Peter Butler, professor de medicina na UCLA (Universidade da Califórnia em Los Angeles) e consultor da Vertex, disse que ficou impressionado com a conquista da equipe de Harvard.
“O fato de que funcionou é simplesmente incrível para mim”, afirmou. “Posso garantir que houve mil experimentos negativos para cada um positivo.”
Quando Melton finalmente teve sucesso, ele precisava de uma empresa para levar a descoberta à clínica. Ele se juntou à Vertex, que aceitou o desafio.
O primeiro paciente a receber a terapia experimental, Brian Shelton, recebeu uma infusão em 2021. Ele havia sido atormentado por episódios de queda acentuada do açúcar no sangue que o faziam perder a consciência. Uma vez ele bateu sua motocicleta em uma parede, e outra vez desmaiou em um quintal enquanto trabalhava em sua rota de entrega de correspondência.
A infusão o curou, mas ele morreu pouco depois do que a Vertex descreve como sintomas de demência que começaram antes de seu tratamento.
O recrutamento dos 12 pacientes no novo relatório prosseguiu lentamente, diz Reichman, devido aos requisitos rigorosos de entrada.

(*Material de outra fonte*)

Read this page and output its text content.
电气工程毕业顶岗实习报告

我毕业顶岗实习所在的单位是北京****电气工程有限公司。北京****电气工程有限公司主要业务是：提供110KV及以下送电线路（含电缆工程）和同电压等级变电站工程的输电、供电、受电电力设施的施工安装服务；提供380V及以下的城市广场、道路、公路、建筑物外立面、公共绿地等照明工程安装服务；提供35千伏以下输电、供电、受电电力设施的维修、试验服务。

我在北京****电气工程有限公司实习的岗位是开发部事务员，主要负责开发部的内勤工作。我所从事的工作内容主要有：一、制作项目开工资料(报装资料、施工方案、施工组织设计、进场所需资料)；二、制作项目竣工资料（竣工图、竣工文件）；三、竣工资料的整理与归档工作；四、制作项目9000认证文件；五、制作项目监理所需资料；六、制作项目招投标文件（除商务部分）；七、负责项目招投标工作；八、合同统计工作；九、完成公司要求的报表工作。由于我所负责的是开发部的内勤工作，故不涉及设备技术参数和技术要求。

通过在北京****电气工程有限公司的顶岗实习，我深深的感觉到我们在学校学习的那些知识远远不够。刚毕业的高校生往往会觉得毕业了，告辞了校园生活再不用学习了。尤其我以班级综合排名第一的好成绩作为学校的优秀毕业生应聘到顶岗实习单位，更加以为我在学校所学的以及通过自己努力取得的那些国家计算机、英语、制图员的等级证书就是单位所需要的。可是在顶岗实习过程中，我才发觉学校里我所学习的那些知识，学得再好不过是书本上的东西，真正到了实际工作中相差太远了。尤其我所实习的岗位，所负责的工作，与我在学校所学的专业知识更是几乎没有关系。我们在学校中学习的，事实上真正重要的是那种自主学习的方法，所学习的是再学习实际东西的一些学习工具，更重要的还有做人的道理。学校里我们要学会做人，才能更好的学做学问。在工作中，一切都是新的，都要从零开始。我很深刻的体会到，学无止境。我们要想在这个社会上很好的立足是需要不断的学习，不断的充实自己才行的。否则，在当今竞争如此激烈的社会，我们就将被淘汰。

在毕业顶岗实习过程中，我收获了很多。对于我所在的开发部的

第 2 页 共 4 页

Alguns que se qualificaram desistiram quando souberam que teriam que tomar medicamentos imunossupressores, acrescentou.
Uma das que se juntou, Amanda Smith, uma enfermeira de 36 anos, diz que aproveitou a oportunidade de entrar no ensaio. Seis meses após a infusão, ela não precisava mais de insulina. “É como uma vida totalmente nova.”